[#] “There’s no reason to be scared.”
Cyclist for Social Change, “The Undocumented”. Three Points, Arizona, April 2006.
[Day Twenty-Nine] On the last day of their April campaign, the Minutemen pull a quarter mile off their “Alpha Line”, Elkhorn Ranch Road, into the desert. Legal observers arrive as a group of migrants approaches two Minutemen and their vehicles. “We were trying to get to Arizona,” they tell legal observers, “but we got lost. Is the highway close to here?” The 86 is fifteen miles away.
“You have the right to keep walking,” Ray says, “but they’ve already called the Border Patrol…” One woman weeps. Two men stare into the dirt, not saying a word. “Here’s more food and water,” Ray says. “There’s no reason to be scared.”
“Why did you call them?” one of the migrants asks a Minuteman, perched on top of his SUV.
“Because it’s our job.”
A mother carries her infant child swathed on her back. The baby starts crying, perhaps dehydrated, and certainly agitated upon the arrival of a Border Patrol helicopter. Repeatedly, the Minuteman directs Ray to "impress upon the mother" that, for the sake of the child, she should not cross the desert again.
“How’s this baby going to make it?” ask the Minuteman.
“I imagine the way they make it every day,” Ray says. “Why did you come to the United States?” he asks the group.
“For work.”
“Out of necessity.”
“To move forward.”
“Oh, I sympathize,” says the Minuteman. “You can tell I speak a little bit of Spanish. I didn’t get it from sitting around on my butt. I worked with Hispanics all my life. Toda mi vida. I’m just concerned that a terrorist might cross the border.”
Ray shakes his head. “Does this baby look like a terrorist to you?”
On their final evening shift, the Minutemen set up their Bravo Line out on King's Anvil Ranch, and another seven cars take off for their Charlie Line, Coleman Road. When they set up at their usual position, three cars leave for a second location—“Charlie Two”. Legal observers follow them until the lead cars turn down a narrow wash. Pineapple Six and Scorpion, two of the Minutemen leaders, are in the third car. They stop in the middle of the road and prop the truck’s hood. “Oh dear,” giggles Pineapple Six. “I don't know how to fix this. I'm not a mechanic.” He circumambulates his vehicle. “Oh dear.”
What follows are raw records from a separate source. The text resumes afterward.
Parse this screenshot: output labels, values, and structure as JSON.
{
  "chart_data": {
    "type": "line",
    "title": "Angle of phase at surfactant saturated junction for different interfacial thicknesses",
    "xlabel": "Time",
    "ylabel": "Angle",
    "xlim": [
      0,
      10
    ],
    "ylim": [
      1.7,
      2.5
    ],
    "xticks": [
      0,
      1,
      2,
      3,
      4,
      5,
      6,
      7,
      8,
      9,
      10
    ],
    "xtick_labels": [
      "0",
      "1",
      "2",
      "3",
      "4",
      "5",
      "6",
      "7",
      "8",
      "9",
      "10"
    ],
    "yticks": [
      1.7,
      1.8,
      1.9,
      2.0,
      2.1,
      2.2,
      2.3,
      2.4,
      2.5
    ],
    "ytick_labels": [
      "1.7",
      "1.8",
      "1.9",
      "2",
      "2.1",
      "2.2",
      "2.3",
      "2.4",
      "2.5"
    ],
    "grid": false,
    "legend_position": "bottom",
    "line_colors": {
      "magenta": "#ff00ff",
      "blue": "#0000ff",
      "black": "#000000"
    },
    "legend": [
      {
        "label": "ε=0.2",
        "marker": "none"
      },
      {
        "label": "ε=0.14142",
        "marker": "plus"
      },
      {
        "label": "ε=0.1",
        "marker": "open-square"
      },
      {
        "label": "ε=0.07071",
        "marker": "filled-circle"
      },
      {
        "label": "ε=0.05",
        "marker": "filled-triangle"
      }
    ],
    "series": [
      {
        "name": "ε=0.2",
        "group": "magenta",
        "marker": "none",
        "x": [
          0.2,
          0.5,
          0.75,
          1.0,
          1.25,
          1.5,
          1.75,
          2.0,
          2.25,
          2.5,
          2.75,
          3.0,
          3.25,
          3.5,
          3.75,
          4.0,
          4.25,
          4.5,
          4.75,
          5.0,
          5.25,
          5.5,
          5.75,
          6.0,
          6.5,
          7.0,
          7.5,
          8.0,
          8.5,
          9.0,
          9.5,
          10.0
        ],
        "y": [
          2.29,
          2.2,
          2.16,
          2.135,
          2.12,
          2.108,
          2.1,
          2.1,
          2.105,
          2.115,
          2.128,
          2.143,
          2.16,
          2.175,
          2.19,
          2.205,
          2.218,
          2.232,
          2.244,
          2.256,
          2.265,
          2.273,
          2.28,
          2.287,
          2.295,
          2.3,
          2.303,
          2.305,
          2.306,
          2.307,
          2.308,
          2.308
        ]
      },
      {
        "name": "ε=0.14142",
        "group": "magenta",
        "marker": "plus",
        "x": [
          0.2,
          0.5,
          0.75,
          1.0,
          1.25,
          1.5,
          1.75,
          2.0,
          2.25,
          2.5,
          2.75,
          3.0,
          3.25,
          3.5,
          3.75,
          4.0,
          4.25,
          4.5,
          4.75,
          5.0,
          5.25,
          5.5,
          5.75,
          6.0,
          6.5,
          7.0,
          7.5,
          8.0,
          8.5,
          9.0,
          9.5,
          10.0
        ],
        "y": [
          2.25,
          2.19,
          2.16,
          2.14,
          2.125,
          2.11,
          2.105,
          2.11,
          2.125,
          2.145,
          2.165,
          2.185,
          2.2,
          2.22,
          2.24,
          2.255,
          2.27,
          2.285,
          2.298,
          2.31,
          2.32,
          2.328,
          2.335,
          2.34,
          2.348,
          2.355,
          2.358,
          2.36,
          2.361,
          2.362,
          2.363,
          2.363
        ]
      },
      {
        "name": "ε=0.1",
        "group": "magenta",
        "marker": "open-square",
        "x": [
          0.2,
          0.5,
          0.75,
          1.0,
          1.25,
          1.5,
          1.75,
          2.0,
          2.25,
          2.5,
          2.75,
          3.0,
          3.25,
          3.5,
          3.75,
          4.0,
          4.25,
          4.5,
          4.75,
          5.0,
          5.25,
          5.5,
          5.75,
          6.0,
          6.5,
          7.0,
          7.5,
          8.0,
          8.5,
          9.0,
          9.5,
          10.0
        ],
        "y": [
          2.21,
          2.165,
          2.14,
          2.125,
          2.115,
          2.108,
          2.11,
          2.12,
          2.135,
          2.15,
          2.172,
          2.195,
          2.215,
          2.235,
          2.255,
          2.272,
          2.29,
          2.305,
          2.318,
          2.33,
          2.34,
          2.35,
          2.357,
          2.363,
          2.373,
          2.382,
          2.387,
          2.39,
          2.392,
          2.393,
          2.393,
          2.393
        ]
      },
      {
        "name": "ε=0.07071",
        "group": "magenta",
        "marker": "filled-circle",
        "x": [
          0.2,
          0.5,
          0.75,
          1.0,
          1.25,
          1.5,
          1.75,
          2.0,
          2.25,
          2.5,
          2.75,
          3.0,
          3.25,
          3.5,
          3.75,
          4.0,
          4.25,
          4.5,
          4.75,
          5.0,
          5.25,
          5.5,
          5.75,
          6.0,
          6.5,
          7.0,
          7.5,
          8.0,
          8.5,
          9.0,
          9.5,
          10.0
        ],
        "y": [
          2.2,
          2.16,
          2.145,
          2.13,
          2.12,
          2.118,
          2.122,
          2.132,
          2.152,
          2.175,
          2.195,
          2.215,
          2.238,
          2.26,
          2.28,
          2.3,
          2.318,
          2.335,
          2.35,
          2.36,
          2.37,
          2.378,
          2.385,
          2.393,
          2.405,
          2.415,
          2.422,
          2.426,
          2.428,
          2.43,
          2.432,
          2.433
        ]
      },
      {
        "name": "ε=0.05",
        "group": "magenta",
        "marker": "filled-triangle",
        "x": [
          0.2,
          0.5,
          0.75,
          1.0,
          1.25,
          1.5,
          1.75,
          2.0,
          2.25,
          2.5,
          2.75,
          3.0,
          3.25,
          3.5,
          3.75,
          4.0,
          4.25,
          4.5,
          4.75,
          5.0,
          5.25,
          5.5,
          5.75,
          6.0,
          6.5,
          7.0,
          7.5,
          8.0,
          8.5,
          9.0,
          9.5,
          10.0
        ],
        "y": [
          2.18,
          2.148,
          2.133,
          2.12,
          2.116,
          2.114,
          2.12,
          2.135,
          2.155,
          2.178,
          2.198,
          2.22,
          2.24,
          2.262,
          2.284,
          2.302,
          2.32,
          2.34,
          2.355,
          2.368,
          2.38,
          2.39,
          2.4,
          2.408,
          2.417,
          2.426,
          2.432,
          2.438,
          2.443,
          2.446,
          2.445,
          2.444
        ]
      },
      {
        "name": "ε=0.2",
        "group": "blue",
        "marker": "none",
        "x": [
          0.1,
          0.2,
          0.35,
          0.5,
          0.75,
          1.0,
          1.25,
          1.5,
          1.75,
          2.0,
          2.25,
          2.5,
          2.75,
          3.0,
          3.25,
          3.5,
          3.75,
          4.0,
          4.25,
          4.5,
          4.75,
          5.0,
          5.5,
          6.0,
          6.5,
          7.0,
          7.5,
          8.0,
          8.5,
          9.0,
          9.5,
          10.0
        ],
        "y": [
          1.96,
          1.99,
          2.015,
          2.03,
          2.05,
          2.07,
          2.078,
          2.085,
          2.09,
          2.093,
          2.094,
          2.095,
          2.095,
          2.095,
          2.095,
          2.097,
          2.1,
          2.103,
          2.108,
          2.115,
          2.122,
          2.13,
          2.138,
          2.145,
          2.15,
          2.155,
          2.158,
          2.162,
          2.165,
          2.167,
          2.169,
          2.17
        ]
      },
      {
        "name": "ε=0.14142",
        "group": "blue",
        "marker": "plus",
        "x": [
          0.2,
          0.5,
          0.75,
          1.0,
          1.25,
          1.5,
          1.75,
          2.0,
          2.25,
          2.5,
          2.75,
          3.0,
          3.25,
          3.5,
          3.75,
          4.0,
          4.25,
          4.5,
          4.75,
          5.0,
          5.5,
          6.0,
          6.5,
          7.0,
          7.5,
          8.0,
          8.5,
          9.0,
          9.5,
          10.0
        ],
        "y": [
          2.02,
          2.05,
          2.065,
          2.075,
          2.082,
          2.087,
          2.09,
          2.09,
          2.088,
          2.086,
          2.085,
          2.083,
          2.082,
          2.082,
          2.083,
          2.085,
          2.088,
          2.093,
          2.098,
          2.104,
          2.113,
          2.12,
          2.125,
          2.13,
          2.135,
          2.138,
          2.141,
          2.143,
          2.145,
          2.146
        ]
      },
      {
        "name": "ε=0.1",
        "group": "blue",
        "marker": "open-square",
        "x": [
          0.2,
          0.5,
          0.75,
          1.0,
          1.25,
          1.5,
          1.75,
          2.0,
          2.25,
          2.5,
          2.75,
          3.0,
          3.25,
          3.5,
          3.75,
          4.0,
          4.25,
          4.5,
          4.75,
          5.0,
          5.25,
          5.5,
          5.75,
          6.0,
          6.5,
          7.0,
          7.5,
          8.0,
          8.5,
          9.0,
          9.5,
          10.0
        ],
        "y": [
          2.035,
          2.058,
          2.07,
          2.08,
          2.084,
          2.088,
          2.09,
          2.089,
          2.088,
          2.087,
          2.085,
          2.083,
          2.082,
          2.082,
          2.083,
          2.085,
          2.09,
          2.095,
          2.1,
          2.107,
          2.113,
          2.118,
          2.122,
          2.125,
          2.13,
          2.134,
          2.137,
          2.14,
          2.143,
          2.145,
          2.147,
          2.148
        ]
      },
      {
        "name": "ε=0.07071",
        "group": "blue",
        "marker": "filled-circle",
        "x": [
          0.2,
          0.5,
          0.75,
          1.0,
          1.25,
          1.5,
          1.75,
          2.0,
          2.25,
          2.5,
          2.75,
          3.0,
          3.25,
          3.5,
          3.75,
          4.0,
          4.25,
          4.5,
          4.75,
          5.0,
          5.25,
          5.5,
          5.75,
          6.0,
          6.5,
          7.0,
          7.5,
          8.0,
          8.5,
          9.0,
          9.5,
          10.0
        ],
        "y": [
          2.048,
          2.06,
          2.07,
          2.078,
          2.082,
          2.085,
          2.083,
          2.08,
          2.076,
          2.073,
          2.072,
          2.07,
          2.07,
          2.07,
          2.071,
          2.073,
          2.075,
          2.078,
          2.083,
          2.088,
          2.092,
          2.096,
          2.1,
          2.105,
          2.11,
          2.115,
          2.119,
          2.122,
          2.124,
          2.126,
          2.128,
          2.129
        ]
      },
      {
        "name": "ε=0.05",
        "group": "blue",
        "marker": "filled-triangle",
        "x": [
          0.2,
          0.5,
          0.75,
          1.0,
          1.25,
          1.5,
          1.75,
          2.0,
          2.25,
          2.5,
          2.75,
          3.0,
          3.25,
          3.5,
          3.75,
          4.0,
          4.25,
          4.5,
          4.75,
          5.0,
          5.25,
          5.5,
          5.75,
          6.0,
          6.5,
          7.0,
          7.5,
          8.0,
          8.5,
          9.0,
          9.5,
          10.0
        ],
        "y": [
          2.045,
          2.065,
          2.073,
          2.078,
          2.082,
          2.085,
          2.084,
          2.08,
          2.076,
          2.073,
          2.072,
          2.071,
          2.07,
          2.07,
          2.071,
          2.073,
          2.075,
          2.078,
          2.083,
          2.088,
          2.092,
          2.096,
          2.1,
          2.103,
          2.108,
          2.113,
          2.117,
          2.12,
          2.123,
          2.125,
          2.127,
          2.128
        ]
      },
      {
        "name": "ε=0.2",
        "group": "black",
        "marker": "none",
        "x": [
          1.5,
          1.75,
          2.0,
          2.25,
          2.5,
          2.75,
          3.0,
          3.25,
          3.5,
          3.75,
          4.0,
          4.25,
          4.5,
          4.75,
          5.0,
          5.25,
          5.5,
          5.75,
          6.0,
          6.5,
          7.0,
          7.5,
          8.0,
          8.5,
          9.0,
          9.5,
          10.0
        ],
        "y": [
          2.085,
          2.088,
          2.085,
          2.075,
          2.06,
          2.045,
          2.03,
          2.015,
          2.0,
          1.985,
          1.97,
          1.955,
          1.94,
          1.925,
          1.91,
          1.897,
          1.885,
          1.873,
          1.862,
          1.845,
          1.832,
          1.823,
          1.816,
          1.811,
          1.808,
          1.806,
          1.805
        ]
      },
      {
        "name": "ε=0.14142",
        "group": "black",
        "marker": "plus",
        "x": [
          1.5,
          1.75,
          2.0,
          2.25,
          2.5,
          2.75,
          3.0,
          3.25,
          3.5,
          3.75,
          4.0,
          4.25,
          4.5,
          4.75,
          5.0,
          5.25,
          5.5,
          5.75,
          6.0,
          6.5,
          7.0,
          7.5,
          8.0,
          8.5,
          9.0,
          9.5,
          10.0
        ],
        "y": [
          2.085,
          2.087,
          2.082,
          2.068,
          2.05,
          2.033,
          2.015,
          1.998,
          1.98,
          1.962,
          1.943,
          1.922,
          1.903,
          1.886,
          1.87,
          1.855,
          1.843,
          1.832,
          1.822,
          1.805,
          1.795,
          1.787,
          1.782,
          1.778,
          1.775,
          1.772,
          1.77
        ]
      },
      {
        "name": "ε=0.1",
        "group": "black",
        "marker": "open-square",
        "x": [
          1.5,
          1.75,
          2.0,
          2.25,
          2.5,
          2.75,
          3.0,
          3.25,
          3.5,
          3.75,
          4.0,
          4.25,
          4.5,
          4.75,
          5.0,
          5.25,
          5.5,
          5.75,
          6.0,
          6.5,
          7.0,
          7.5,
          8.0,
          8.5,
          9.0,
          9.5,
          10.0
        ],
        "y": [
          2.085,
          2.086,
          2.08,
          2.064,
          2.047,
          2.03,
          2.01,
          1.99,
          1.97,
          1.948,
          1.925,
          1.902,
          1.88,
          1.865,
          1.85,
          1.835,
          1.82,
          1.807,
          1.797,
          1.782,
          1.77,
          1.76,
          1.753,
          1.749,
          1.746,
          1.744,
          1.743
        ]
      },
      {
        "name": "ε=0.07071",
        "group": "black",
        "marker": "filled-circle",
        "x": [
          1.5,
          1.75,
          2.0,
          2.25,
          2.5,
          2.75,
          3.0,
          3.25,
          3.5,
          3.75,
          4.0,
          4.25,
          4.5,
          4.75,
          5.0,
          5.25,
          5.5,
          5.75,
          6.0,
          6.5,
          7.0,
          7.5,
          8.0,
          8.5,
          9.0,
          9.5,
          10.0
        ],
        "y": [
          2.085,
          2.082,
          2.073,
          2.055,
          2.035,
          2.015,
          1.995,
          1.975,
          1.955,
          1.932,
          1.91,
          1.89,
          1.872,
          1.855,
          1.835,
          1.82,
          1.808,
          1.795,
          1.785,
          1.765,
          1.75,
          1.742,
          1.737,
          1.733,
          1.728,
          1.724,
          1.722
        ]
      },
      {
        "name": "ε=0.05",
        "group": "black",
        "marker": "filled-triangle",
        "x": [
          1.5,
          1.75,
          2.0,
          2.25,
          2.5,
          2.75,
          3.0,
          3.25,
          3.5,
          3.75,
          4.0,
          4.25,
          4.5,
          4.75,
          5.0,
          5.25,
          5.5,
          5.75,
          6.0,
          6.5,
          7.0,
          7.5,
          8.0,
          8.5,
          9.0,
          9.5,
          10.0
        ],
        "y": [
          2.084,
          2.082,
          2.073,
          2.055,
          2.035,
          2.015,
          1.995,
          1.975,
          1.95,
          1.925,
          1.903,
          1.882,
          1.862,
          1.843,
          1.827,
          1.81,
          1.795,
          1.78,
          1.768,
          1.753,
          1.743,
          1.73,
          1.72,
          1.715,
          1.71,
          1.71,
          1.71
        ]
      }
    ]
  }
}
After several minutes, the lead cars return empty of their passengers, and Pineapple Six’s vehicle starts once again. The Minutemen leave, and we continue along the backroads just north of King’s land. One legal observer hears the squawk of a walkie-talkie off in the distance. He exits the car and mounts the hood of the vehicle, as though a tracker in the bush. He spots footprints. We ditch our vehicle and follow them under a barb-wire fence. We’ve just crossed a line, and we know it.
We hear a walkie-talkie at full volume and return to the north side of the line. We scamper up the adjacent mountains for a better vantage point, and we sight four Minutemen in full camouflage. We hear on their radios that they’ve detained four migrants. We watch them until nightfall, but the foothills block much of our view. We can’t see any migrants. We can’t do anything.
A sheriff’s deputy waves us down from the mountain and tells us that we’re trespassing. We have to leave immediately, he says. We know that we’re on the right side of the line, but Ray arrives and tells us to go home. For a month, we hadn’t stepped foot on King’s property, but now…
“Go home,” Ray says. “Go home.”
A Border Patrol vehicle entered the area but left soon thereafter, Ray tells us later, unable to find either Minutemen or migrants.